In Mexico the case for using the U.S. military is even less compelling. It won’t eliminate fentanyl trafficking in North America. The drug’s high potency means that small batches are all it takes to fuel illicit businesses in big ways. Recent declines in American overdose deaths attributable to the powerful narcotic seem to be tied to stricter practices governing the prescription of addictive painkillers rather than to the war on supply.
This isn’t an argument against going after Mexico’s transnational criminal organizations, which also engage in bribery, extortion, kidnapping, murder, money laundering, counterfeiting and auto theft. It’s only to point out that while dropping explosives in places like the state of Sinaloa may give American drug warriors some instant gratification, it isn’t the answer to what ails Mexico. After nearly six years (2018-23) of President Andrés Manuel López Obrador’s soft-on-organized-crime policies, the mob is woven into Mexican politics at all levels. Cleanup requires support from a public that will bristle at the idea of a gringo “invasion.”
Nurturing ties with Mexico by focusing on shared interests is a better way to foster the growth of modern, democratic institutions. Critics of North American integration, under way since 1994, argue that it has been a failure. Yet the trade relationship that grew out of the 1994 North American Free Trade Agreement—renamed the U.S.-Mexico-Canada Agreement in 2020—is the reason President Claudia Sheinbaum is now collaborating with U.S. law enforcement.
Ms. Sheinbaum, who took office in October 2024, owes her political career to AMLO. But she also wants to succeed in her own right. It increasingly looks as if that requires abandoning him. She has chosen to protect U.S. market access for Mexican manufacturing. That means she has little choice but to work with the Americans on crime. With swaths of the country under control of the cartels, she also knows she needs help.
She’s been careful to defend Mexican sovereignty. But her choice of Omar Garcia Harfuch for public security minister signals seriousness. She has allowed U.S. surveillance aircraft over the country. In February Mexico transferred 29 prisoners to U.S. custody.

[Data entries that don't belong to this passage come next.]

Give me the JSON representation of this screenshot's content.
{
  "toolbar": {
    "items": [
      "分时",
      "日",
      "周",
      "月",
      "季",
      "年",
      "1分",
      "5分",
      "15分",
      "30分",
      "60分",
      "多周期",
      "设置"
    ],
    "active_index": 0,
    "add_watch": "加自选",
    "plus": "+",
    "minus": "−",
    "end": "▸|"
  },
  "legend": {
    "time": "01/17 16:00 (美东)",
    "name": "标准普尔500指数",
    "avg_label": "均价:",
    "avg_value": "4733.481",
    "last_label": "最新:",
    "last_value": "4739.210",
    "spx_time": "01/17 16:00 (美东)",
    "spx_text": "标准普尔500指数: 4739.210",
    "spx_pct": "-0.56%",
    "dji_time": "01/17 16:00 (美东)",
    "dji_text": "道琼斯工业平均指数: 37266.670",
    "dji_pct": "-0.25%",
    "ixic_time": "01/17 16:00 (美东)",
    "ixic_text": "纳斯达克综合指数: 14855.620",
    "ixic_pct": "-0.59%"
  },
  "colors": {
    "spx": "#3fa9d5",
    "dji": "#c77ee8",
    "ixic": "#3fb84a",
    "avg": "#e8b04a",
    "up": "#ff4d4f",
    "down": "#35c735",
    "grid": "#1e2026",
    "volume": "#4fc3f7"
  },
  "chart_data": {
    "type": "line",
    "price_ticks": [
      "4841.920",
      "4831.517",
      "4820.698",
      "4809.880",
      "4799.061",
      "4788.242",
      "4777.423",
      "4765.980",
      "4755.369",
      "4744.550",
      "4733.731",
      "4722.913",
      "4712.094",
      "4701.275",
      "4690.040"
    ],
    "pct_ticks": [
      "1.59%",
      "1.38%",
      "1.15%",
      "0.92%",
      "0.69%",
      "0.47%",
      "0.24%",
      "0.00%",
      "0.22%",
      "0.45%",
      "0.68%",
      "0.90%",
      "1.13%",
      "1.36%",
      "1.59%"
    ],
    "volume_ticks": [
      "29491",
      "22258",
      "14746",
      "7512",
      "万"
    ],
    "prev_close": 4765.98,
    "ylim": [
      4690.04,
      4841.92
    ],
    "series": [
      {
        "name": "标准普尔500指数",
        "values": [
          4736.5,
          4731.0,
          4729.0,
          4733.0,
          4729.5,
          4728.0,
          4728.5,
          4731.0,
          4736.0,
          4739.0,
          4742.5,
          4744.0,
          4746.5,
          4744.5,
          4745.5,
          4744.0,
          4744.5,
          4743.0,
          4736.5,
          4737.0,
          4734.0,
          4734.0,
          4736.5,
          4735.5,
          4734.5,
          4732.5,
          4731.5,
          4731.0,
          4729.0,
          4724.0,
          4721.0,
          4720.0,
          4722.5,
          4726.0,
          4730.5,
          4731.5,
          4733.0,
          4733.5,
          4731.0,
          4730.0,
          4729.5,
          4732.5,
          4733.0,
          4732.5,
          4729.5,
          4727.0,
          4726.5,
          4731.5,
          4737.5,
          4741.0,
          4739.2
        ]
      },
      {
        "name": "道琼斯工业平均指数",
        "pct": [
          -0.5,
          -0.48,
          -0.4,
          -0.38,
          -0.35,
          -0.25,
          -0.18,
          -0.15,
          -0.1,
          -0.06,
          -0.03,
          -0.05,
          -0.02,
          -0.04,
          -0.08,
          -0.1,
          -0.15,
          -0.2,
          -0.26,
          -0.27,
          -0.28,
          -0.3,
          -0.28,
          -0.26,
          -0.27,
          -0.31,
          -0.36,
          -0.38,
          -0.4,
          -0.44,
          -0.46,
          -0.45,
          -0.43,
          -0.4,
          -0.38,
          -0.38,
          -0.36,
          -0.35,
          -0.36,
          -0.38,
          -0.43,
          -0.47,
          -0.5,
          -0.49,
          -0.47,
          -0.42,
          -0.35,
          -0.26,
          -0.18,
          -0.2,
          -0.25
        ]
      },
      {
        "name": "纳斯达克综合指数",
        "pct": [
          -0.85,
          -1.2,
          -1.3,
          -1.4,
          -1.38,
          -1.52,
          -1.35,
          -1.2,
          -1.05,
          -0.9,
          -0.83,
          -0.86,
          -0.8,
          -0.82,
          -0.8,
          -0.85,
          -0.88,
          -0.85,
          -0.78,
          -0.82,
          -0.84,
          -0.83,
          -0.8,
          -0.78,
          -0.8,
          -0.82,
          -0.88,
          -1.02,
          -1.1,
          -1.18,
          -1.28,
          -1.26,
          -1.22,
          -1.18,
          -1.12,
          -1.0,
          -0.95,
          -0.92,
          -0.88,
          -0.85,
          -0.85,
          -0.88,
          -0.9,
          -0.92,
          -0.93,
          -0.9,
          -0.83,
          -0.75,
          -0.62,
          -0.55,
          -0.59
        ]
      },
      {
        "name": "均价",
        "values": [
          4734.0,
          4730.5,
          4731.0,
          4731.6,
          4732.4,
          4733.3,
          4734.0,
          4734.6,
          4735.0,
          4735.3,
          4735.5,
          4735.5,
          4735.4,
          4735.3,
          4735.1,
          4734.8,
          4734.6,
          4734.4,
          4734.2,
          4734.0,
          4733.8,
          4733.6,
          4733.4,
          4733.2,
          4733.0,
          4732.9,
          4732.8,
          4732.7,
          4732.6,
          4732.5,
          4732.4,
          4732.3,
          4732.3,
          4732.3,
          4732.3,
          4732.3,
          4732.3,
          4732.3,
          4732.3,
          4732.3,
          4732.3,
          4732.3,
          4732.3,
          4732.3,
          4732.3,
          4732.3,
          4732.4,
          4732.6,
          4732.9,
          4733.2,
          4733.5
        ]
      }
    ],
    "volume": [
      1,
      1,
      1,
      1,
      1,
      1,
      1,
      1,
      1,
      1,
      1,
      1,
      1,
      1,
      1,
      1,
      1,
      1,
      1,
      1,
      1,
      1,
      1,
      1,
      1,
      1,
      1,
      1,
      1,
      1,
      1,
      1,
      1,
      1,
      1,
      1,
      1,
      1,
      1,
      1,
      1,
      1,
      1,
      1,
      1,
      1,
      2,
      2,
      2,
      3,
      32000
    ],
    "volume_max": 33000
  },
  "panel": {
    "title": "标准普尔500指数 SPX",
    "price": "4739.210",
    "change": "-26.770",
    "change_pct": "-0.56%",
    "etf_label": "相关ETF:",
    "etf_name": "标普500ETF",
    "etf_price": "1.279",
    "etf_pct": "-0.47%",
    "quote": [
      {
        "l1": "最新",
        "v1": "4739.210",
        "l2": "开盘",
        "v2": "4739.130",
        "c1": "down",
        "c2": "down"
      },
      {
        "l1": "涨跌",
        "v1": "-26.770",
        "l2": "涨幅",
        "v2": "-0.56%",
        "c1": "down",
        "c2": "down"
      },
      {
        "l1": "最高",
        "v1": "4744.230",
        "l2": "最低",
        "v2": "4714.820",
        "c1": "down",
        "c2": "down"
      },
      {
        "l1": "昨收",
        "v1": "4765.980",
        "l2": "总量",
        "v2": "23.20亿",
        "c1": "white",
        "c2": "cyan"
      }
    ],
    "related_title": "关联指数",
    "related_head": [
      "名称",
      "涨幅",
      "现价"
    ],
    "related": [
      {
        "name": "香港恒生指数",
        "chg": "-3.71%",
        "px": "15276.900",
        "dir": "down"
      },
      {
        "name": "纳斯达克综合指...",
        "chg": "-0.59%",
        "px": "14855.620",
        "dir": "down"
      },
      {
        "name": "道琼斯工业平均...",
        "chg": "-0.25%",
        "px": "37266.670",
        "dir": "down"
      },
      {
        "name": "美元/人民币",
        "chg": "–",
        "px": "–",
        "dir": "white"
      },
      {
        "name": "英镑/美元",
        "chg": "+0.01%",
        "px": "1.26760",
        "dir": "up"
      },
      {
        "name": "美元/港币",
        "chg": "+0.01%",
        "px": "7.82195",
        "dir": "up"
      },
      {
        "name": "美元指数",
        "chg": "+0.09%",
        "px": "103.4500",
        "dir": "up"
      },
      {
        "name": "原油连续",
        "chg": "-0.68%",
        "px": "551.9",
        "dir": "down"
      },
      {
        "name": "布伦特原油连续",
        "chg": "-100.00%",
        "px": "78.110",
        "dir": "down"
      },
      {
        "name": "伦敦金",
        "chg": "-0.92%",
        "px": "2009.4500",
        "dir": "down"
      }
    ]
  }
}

Last week it delivered another 26 alleged criminals to U.S. agents.
The transfer of high-value prisoners to the U.S. gives prosecutors a chance to extract valuable information about who is running the crime rings and who are their political partners. With a former high-ranking security official from the state of Tabasco on the run from Interpol, Mexicans may be getting closer to learning about the rot emanating from the state where AMLO launched his career.
Corruption is deeply entrenched in Mexico, where many good people have died fighting the U.S. war on drugs. Nevertheless, Mr. García Harfuch is trying to build a credible federal police. It’s an effort at odds with AMLO’s takeover of the judiciary last year. But it remains a worthy goal. U.S. military intervention would undermine it and many U.S. allies while strengthening the worst, most corrupt elements of the ruling Morena party.